Египет (Александрия) Кузмина, как и Египет в музыке Прокофьева к «Египетским ночам», предельно современен: это место необычайного духовного, волевого и сексуального напряжения, где подсознательное вырывается на поверхность, подвергаясь символизации. Античность для Кузмина и Прокофьева — не историческая эпоха, а определённое внутреннее состояние, имеющее общие черты с современностью.
В 1932 году кафедру композиции Московской консерватории возглавил Генрих Литинский (1901–1985), который выдвинул первым условием своей работы удаление наиболее одиозных коллег из числа бывших рапмовцев, устроивших, как Прокофьев давно уже знал от Мейерхольда, против него «формальную травлю в стенах Московской консерватории». По свидетельству самого Литинского, к 1932 году в консерватории моральный «террор был такой, что профессура кафедры композиции заявила, что подаст в отставку, если не произойдёт перемен». В 1933 году Арнольд Шёнберг, стоявший перед необходимостью как можно скорее покинуть Германию, обратился к Литинскому с запросом о предоставлении ему профессуры по композиции в Московской консерватории. Шёнберг тоже честно пожелал стать «советским» композитором; и наверняка своим авторитетом поспособствовал бы развороту музыкальной молодёжи в сторону западного «прогрессизма», а гармонию в российских консерваториях учили бы сейчас именно по Шёнбергу. Однако Литинский ответил Шёнбергу отказом и пригласил на вакантное место Прокофьева. Событие это имело самые серьёзные последствия. Отныне Прокофьев получил возможность непосредственно влиять на воспитание музыкальной молодёжи. Он по-прежнему держал квартиру в Париже, а в Москве появлялся наездами, и потому приглашён был на позицию не ординарного, как говорили до революции, а почётного профессора — без каких-либо обременительных обязанностей.

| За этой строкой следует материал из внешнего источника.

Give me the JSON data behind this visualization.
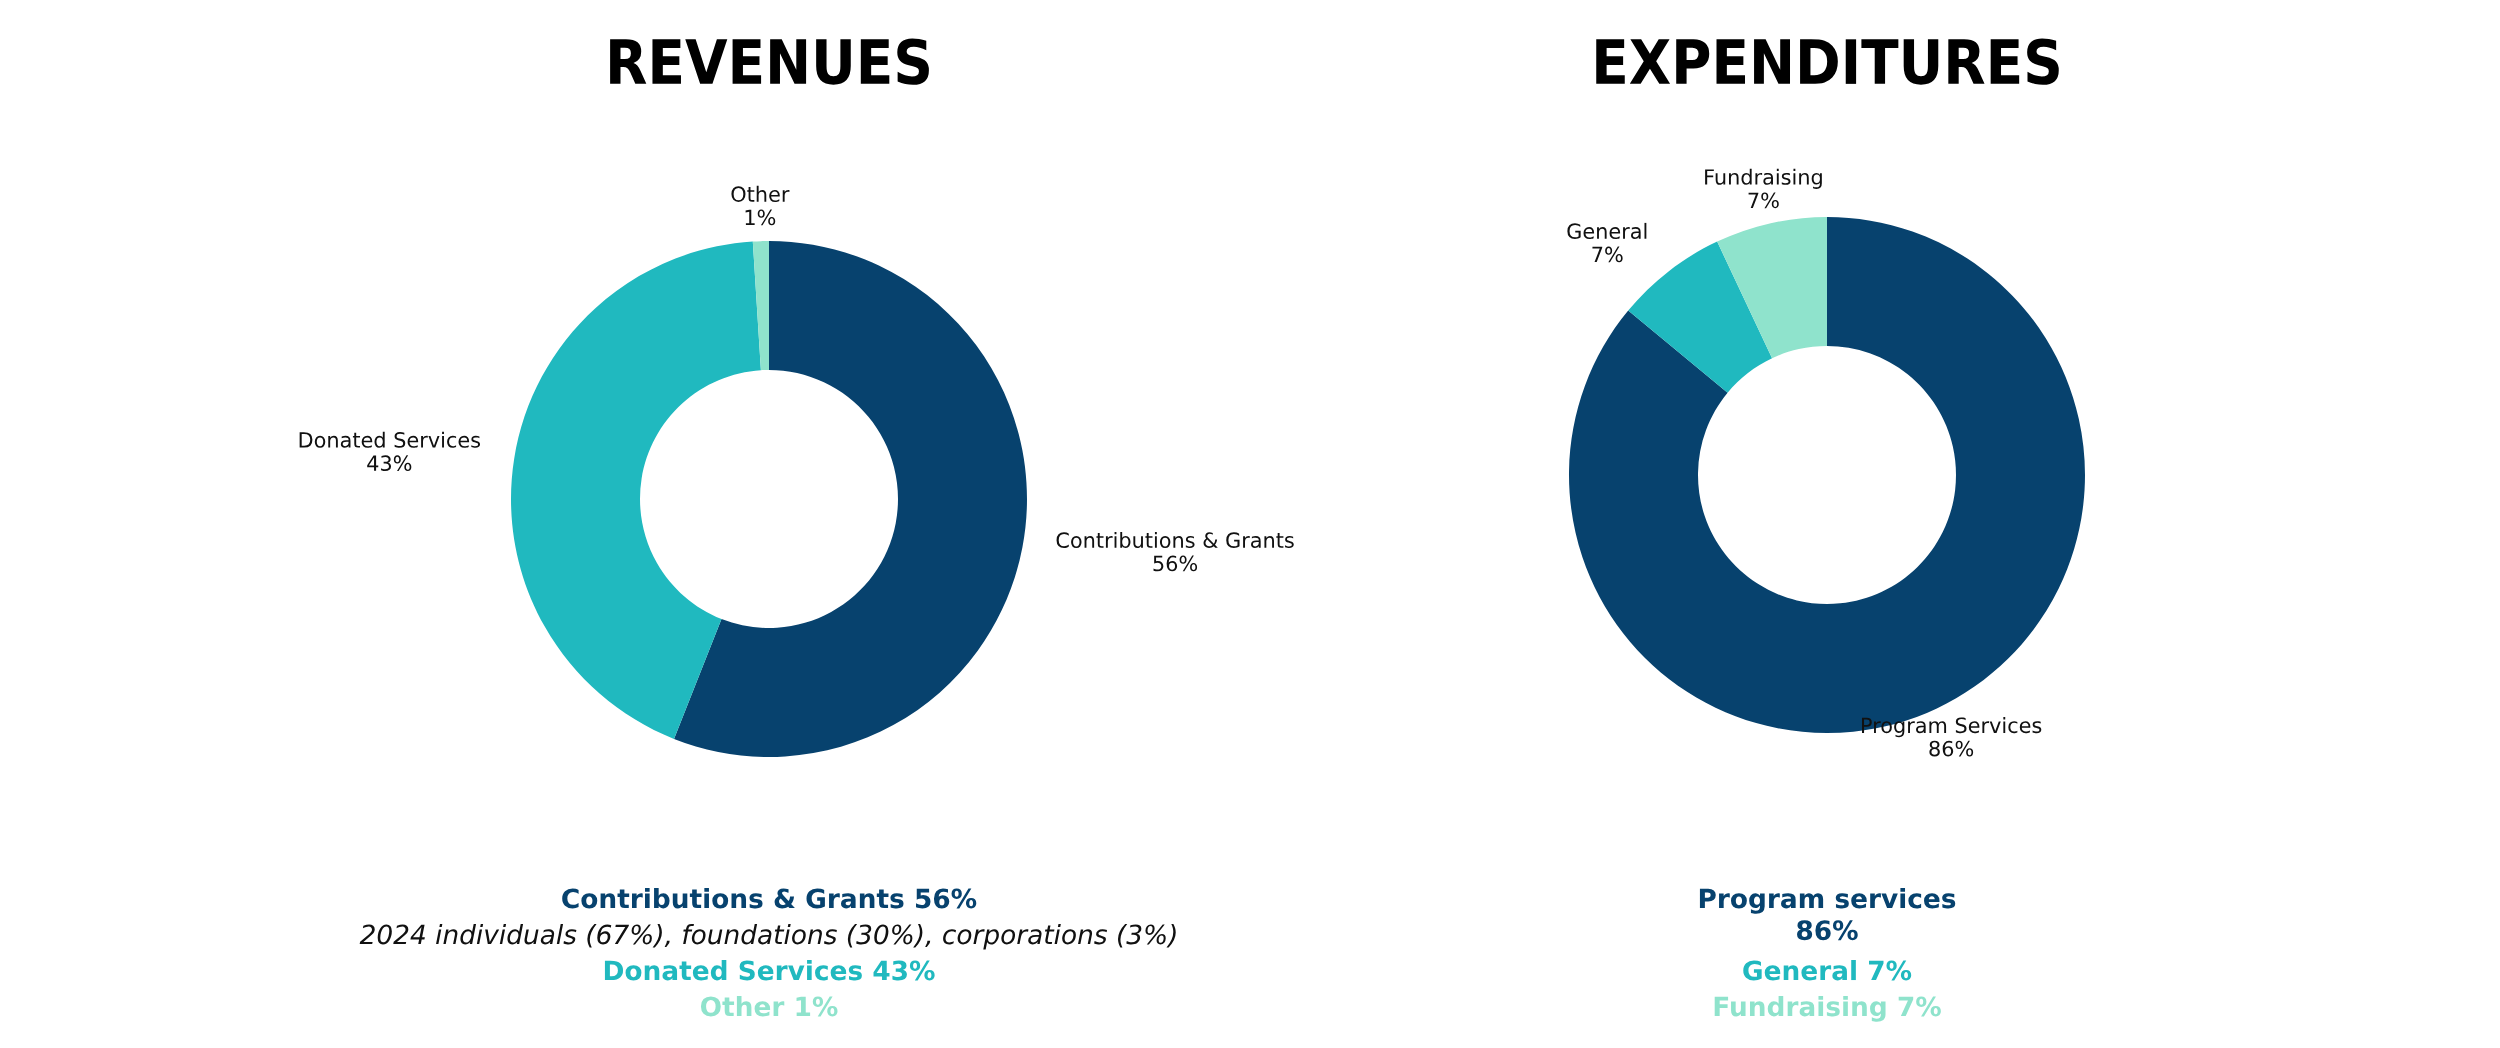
{
  "chart_data": [
    {
      "type": "donut",
      "title": "REVENUES",
      "categories": [
        "Contributions & Grants",
        "Donated Services",
        "Other"
      ],
      "values": [
        56,
        43,
        1
      ],
      "value_labels": [
        "56%",
        "43%",
        "1%"
      ],
      "colors": [
        "#07426e",
        "#20b9bf",
        "#8fe3cc"
      ],
      "annotations": [
        "Contributions & Grants 56%",
        "2024 individuals (67%), foundations (30%), corporations (3%)",
        "Donated Services 43%",
        "Other 1%"
      ]
    },
    {
      "type": "donut",
      "title": "EXPENDITURES",
      "categories": [
        "Program Services",
        "General",
        "Fundraising"
      ],
      "values": [
        86,
        7,
        7
      ],
      "value_labels": [
        "86%",
        "7%",
        "7%"
      ],
      "colors": [
        "#07426e",
        "#20b9bf",
        "#8fe3cc"
      ],
      "annotations": [
        "Program services\n86%",
        "General 7%",
        "Fundraising 7%"
      ]
    }
  ]
}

Успешным педагогом Прокофьев не стал. Влияние проявлялось через повышение эстетической планки, которое возникало в классах композиции от одного присутствия в них Прокофьева, и через абсолютно открытое поведение, становившееся в условиях начала 1930-х годов чем-то из ряда вон выдающимся. Литинский припоминал: «Прокофьев как человек был полная противоположность Мясковскому <также преподававшему композицию в консерватории>. Этот был сфинкс. А Прокофьев очень открытый, прямой человек. <…> Педагогическая работа у Сергея Сергеевича как-то не клеилась. У него был критерий: «Это в Париже не понравится!» Студенты приходили ко мне жаловаться: «Генрих Ильич, что ж он всё время говорит: ‘В Париже не понравится’». Я им сразу: «Если хотите, я вас в другой класс переведу». Но уходить от Прокофьева никто не хотел».

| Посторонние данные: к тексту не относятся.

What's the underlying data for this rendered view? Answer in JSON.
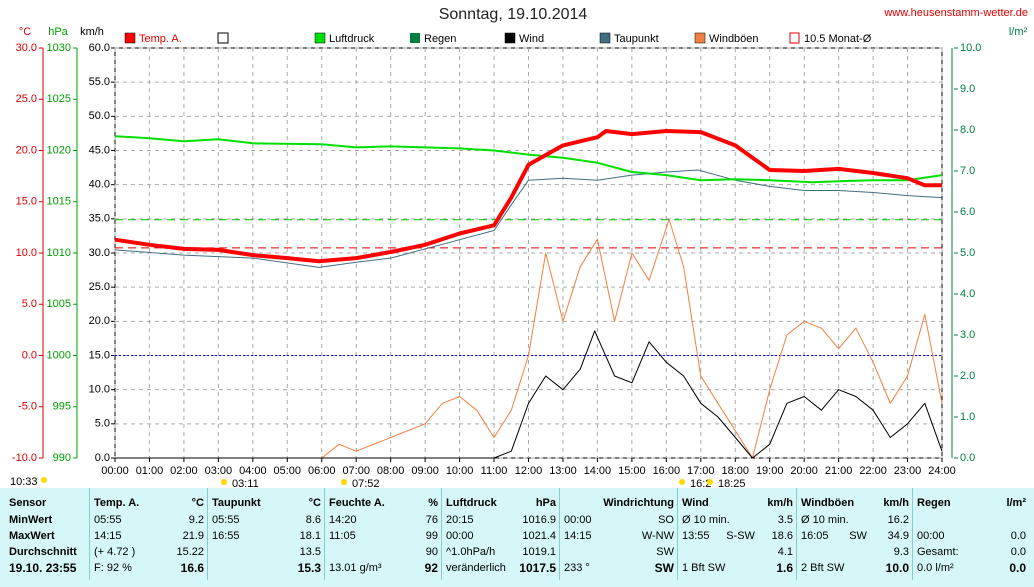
{
  "chart_data": {
    "type": "line",
    "title": "Sonntag, 19.10.2014",
    "site": "www.heusenstamm-wetter.de",
    "units": {
      "y3": "°C",
      "y2": "hPa",
      "y": "km/h",
      "y4": "l/m²"
    },
    "xlim": [
      0,
      24
    ],
    "xticks": [
      {
        "value": 0,
        "label": "00:00"
      },
      {
        "value": 1,
        "label": "01:00"
      },
      {
        "value": 2,
        "label": "02:00"
      },
      {
        "value": 3,
        "label": "03:00"
      },
      {
        "value": 4,
        "label": "04:00"
      },
      {
        "value": 5,
        "label": "05:00"
      },
      {
        "value": 6,
        "label": "06:00"
      },
      {
        "value": 7,
        "label": "07:00"
      },
      {
        "value": 8,
        "label": "08:00"
      },
      {
        "value": 9,
        "label": "09:00"
      },
      {
        "value": 10,
        "label": "10:00"
      },
      {
        "value": 11,
        "label": "11:00"
      },
      {
        "value": 12,
        "label": "12:00"
      },
      {
        "value": 13,
        "label": "13:00"
      },
      {
        "value": 14,
        "label": "14:00"
      },
      {
        "value": 15,
        "label": "15:00"
      },
      {
        "value": 16,
        "label": "16:00"
      },
      {
        "value": 17,
        "label": "17:00"
      },
      {
        "value": 18,
        "label": "18:00"
      },
      {
        "value": 19,
        "label": "19:00"
      },
      {
        "value": 20,
        "label": "20:00"
      },
      {
        "value": 21,
        "label": "21:00"
      },
      {
        "value": 22,
        "label": "22:00"
      },
      {
        "value": 23,
        "label": "23:00"
      },
      {
        "value": 24,
        "label": "24:00"
      }
    ],
    "ylim": [
      0,
      60
    ],
    "yticks": [
      {
        "value": 0,
        "label": "0.0"
      },
      {
        "value": 5,
        "label": "5.0"
      },
      {
        "value": 10,
        "label": "10.0"
      },
      {
        "value": 15,
        "label": "15.0"
      },
      {
        "value": 20,
        "label": "20.0"
      },
      {
        "value": 25,
        "label": "25.0"
      },
      {
        "value": 30,
        "label": "30.0"
      },
      {
        "value": 35,
        "label": "35.0"
      },
      {
        "value": 40,
        "label": "40.0"
      },
      {
        "value": 45,
        "label": "45.0"
      },
      {
        "value": 50,
        "label": "50.0"
      },
      {
        "value": 55,
        "label": "55.0"
      },
      {
        "value": 60,
        "label": "60.0"
      }
    ],
    "y2lim": [
      990,
      1030
    ],
    "y2ticks": [
      990,
      995,
      1000,
      1005,
      1010,
      1015,
      1020,
      1025,
      1030
    ],
    "y3lim": [
      -10,
      30
    ],
    "y3ticks": [
      {
        "value": -10,
        "label": "-10.0"
      },
      {
        "value": -5,
        "label": "-5.0"
      },
      {
        "value": 0,
        "label": "0.0"
      },
      {
        "value": 5,
        "label": "5.0"
      },
      {
        "value": 10,
        "label": "10.0"
      },
      {
        "value": 15,
        "label": "15.0"
      },
      {
        "value": 20,
        "label": "20.0"
      },
      {
        "value": 25,
        "label": "25.0"
      },
      {
        "value": 30,
        "label": "30.0"
      }
    ],
    "y4lim": [
      0,
      10
    ],
    "y4ticks": [
      {
        "value": 0,
        "label": "0.0"
      },
      {
        "value": 1,
        "label": "1.0"
      },
      {
        "value": 2,
        "label": "2.0"
      },
      {
        "value": 3,
        "label": "3.0"
      },
      {
        "value": 4,
        "label": "4.0"
      },
      {
        "value": 5,
        "label": "5.0"
      },
      {
        "value": 6,
        "label": "6.0"
      },
      {
        "value": 7,
        "label": "7.0"
      },
      {
        "value": 8,
        "label": "8.0"
      },
      {
        "value": 9,
        "label": "9.0"
      },
      {
        "value": 10,
        "label": "10.0"
      }
    ],
    "grid": true,
    "series": [
      {
        "name": "Temp. A.",
        "color": "#ff0000",
        "axis": "y3",
        "width": 4,
        "x": [
          0,
          1,
          2,
          3,
          4,
          5,
          5.92,
          7,
          8,
          9,
          10,
          11,
          11.5,
          12,
          13,
          14,
          14.25,
          15,
          16,
          17,
          18,
          18.5,
          19,
          20,
          21,
          22,
          23,
          23.5,
          24
        ],
        "values": [
          11.3,
          10.8,
          10.4,
          10.3,
          9.8,
          9.5,
          9.2,
          9.5,
          10.1,
          10.8,
          11.9,
          12.7,
          15.4,
          18.6,
          20.5,
          21.3,
          21.9,
          21.6,
          21.9,
          21.8,
          20.5,
          19.3,
          18.1,
          18.0,
          18.2,
          17.8,
          17.3,
          16.6,
          16.6
        ]
      },
      {
        "name": "Luftdruck",
        "color": "#00e000",
        "axis": "y2",
        "width": 2,
        "x": [
          0,
          1,
          2,
          3,
          4,
          6,
          7,
          8,
          10,
          11,
          12,
          13,
          14,
          15,
          16,
          17,
          18,
          19,
          20.25,
          21,
          22,
          23,
          24
        ],
        "values": [
          1021.4,
          1021.2,
          1020.9,
          1021.1,
          1020.7,
          1020.6,
          1020.3,
          1020.4,
          1020.2,
          1020.0,
          1019.6,
          1019.3,
          1018.8,
          1017.9,
          1017.6,
          1017.1,
          1017.2,
          1017.1,
          1016.9,
          1017.0,
          1017.1,
          1017.1,
          1017.6
        ]
      },
      {
        "name": "Wind",
        "color": "#000000",
        "axis": "y",
        "width": 1,
        "x": [
          0,
          11,
          11.5,
          12,
          12.5,
          13,
          13.5,
          13.92,
          14.5,
          15,
          15.5,
          16,
          16.5,
          17,
          17.5,
          18,
          18.5,
          19,
          19.5,
          20,
          20.5,
          21,
          21.5,
          22,
          22.5,
          23,
          23.5,
          24
        ],
        "values": [
          0,
          0,
          1,
          8,
          12,
          10,
          13,
          18.6,
          12,
          11,
          17,
          14,
          12,
          8,
          6,
          3,
          0,
          2,
          8,
          9,
          7,
          10,
          9,
          7,
          3,
          5,
          8,
          1
        ]
      },
      {
        "name": "Taupunkt",
        "color": "#407080",
        "axis": "y3",
        "width": 1,
        "x": [
          0,
          2,
          4,
          5.92,
          7,
          8,
          10,
          11,
          11.5,
          12,
          13,
          14,
          15,
          16,
          16.92,
          18,
          19,
          20,
          21,
          22,
          23,
          24
        ],
        "values": [
          10.3,
          9.8,
          9.5,
          8.6,
          9.1,
          9.5,
          11.3,
          12.2,
          14.7,
          17.1,
          17.3,
          17.1,
          17.6,
          17.9,
          18.1,
          17.1,
          16.5,
          16.1,
          16.1,
          15.9,
          15.6,
          15.4
        ]
      },
      {
        "name": "Windböen",
        "color": "#f08040",
        "axis": "y",
        "width": 1,
        "x": [
          0,
          6,
          6.5,
          7,
          8,
          9,
          9.5,
          10,
          10.5,
          11,
          11.5,
          12,
          12.5,
          13,
          13.5,
          14,
          14.5,
          15,
          15.5,
          16.08,
          16.5,
          17,
          17.5,
          18,
          18.5,
          19,
          19.5,
          20,
          20.5,
          21,
          21.5,
          22,
          22.5,
          23,
          23.5,
          24
        ],
        "values": [
          0,
          0,
          2,
          1,
          3,
          5,
          8,
          9,
          7,
          3,
          7,
          15,
          30,
          20,
          28,
          32,
          20,
          30,
          26,
          34.9,
          28,
          12,
          8,
          4,
          0,
          10,
          18,
          20,
          19,
          16,
          19,
          14,
          8,
          12,
          21,
          8
        ]
      }
    ],
    "extra_legend": [
      {
        "name": "Regen",
        "color": "#008040"
      }
    ],
    "reference_lines": [
      {
        "axis": "y3",
        "value": 10.5,
        "color": "#e00000",
        "label": "10.5 Monat-Ø"
      },
      {
        "axis": "y2",
        "value": 1013.25,
        "color": "#00c000"
      },
      {
        "axis": "y3",
        "value": 0,
        "color": "#0000ff"
      }
    ],
    "annotations": [
      "10:33",
      "03:11",
      "07:52",
      "16:2",
      "18:25"
    ]
  },
  "table": {
    "header": [
      [
        "Sensor"
      ],
      [
        "Temp. A.",
        "°C"
      ],
      [
        "Taupunkt",
        "°C"
      ],
      [
        "Feuchte A.",
        "%"
      ],
      [
        "Luftdruck",
        "hPa"
      ],
      [
        "Windrichtung"
      ],
      [
        "Wind",
        "km/h"
      ],
      [
        "Windböen",
        "km/h"
      ],
      [
        "Regen",
        "l/m²"
      ]
    ],
    "rows": [
      [
        [
          "MinWert"
        ],
        [
          "05:55",
          "9.2"
        ],
        [
          "05:55",
          "8.6"
        ],
        [
          "14:20",
          "76"
        ],
        [
          "20:15",
          "1016.9"
        ],
        [
          "00:00",
          "SO"
        ],
        [
          "Ø 10 min.",
          "3.5"
        ],
        [
          "Ø 10 min.",
          "16.2"
        ],
        []
      ],
      [
        [
          "MaxWert"
        ],
        [
          "14:15",
          "21.9"
        ],
        [
          "16:55",
          "18.1"
        ],
        [
          "11:05",
          "99"
        ],
        [
          "00:00",
          "1021.4"
        ],
        [
          "14:15",
          "W-NW"
        ],
        [
          "13:55",
          "S-SW",
          "18.6"
        ],
        [
          "16:05",
          "SW",
          "34.9"
        ],
        [
          "00:00",
          "0.0"
        ]
      ],
      [
        [
          "Durchschnitt"
        ],
        [
          "(+ 4.72 )",
          "15.22"
        ],
        [
          "13.5"
        ],
        [
          "90"
        ],
        [
          "^1.0hPa/h",
          "1019.1"
        ],
        [
          "SW"
        ],
        [
          "4.1"
        ],
        [
          "9.3"
        ],
        [
          "Gesamt:",
          "0.0"
        ]
      ],
      [
        [
          "19.10. 23:55"
        ],
        [
          "F: 92 %",
          "16.6"
        ],
        [
          "15.3"
        ],
        [
          "13.01 g/m³",
          "92"
        ],
        [
          "veränderlich",
          "1017.5"
        ],
        [
          "233 °",
          "SW"
        ],
        [
          "1 Bft SW",
          "1.6"
        ],
        [
          "2 Bft SW",
          "10.0"
        ],
        [
          "0.0 l/m²",
          "0.0"
        ]
      ]
    ]
  }
}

Тихон Хренников, не успевший ещё окончить консерватории студент-отличник, в 1936 году жаловался на собрании Московского Союза советских композиторов: «…приехал Прокофьев, с заявлением, что советская музыка — это провинциализм, что самым современным советским композитором является Шостакович. У молодёжи наступило противоречивое состояние, вызванное, с одной стороны, личным стремлением к настоящей музыке, тому, чтобы музыка была проще и понятнее массам, — и высказываниями таких музыкальных авторитетов, как Прокофьев, — с другой. В это тяжёлое для нас время мы не видели поддержки ни от критики, ни от союза. Критика писала хвалебные оды Шостаковичу. Единственно, кто оказал помощь, были педагоги. Я рассказывал Мясковскому, что Прокофьев считает советскую музыку провинциальной. И Мясковский отвечал: «Не обращайте внимания!»
Пианист Святослав Рихтер, принятый в консерваторию в 1937 году, оказался свидетелем поведения Прокофьева на занятиях: «Как-то ученик играл ему Третий концерт, а за вторым фортепиано ему аккомпанировал педагог. Вдруг композитор вскочил на ноги и схватил педагога за шиворот с воплем: «Осёл! Даже играть не выучился! Пошёл вон из класса!» И это профессору консерватории!»

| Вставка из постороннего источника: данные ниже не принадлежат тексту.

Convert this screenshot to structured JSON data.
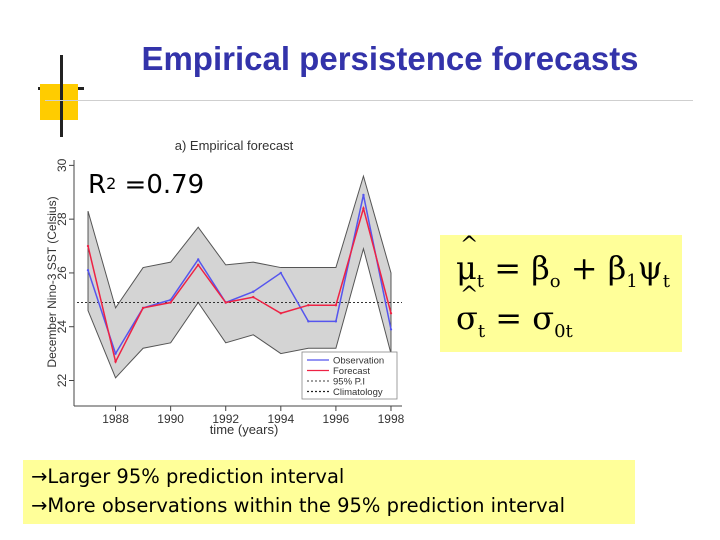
{
  "slide": {
    "title": "Empirical persistence forecasts",
    "r2_label": "R",
    "r2_exp": "2",
    "r2_value": " =0.79",
    "colors": {
      "title": "#3333aa",
      "box_fill": "#ffff99",
      "observation": "#5555ee",
      "forecast": "#ee2244",
      "band": "#d4d4d4"
    }
  },
  "formula": {
    "line1": {
      "lhs": "μ",
      "lhs_sub": "t",
      "eq": " = ",
      "b0": "β",
      "b0_sub": "o",
      "plus": " + ",
      "b1": "β",
      "b1_sub": "1",
      "psi": "ψ",
      "psi_sub": "t"
    },
    "line2": {
      "lhs": "σ",
      "lhs_sub": "t",
      "eq": " = ",
      "rhs": "σ",
      "rhs_sub": "0t"
    }
  },
  "notes": [
    "→Larger 95% prediction interval",
    "→More observations within the 95% prediction interval"
  ],
  "chart_data": {
    "type": "line",
    "title": "a) Empirical forecast",
    "xlabel": "time (years)",
    "ylabel": "December Nino-3 SST (Celsius)",
    "x": [
      1987,
      1988,
      1989,
      1990,
      1991,
      1992,
      1993,
      1994,
      1995,
      1996,
      1997,
      1998
    ],
    "x_ticks": [
      1988,
      1990,
      1992,
      1994,
      1996,
      1998
    ],
    "y_ticks": [
      22,
      24,
      26,
      28,
      30
    ],
    "xlim": [
      1986.6,
      1998.4
    ],
    "ylim": [
      21.2,
      30.2
    ],
    "climatology": 24.9,
    "series": [
      {
        "name": "Observation",
        "values": [
          26.1,
          23.0,
          24.7,
          25.0,
          26.5,
          24.9,
          25.3,
          26.0,
          24.2,
          24.2,
          28.9,
          23.9
        ]
      },
      {
        "name": "Forecast",
        "values": [
          27.0,
          22.7,
          24.7,
          24.9,
          26.3,
          24.9,
          25.1,
          24.5,
          24.8,
          24.8,
          28.4,
          24.5
        ]
      }
    ],
    "pi_upper": [
      28.3,
      24.7,
      26.2,
      26.4,
      27.7,
      26.3,
      26.4,
      26.2,
      26.2,
      26.2,
      29.6,
      26.0
    ],
    "pi_lower": [
      24.6,
      22.1,
      23.2,
      23.4,
      24.9,
      23.4,
      23.7,
      23.0,
      23.2,
      23.2,
      26.9,
      23.0
    ],
    "legend": {
      "position": "bottom-right",
      "entries": [
        "Observation",
        "Forecast",
        "95% P.I",
        "Climatology"
      ]
    }
  }
}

А вот Арам Хачатурян, учившийся в одном композиторском классе с Хренниковым, запомнил Прокофьева совершенно другим. В 1933 году, когда тот, по инициативе Мясковского, впервые пришёл посмотреть на подопечных своего друга, «все замечания его были благожелательны, очень конкретны и точны». Более того: «Он одобрил моё трио <для скрипки, кларнета и фортепиано> и даже попросил ноты для посылки во Францию. Нужно ли говорить о том, что эта встреча окрылила меня». Присутствовавший при этом Хренников, в музыке которого Прокофьев ничего особенного для себя не обнаружил, вероятно, запомнил благожелательность мэтра к Хачатуряну и, может статься, потому в 1948 году отомстил однокласснику, учинив разнос его музыки как «формалистической».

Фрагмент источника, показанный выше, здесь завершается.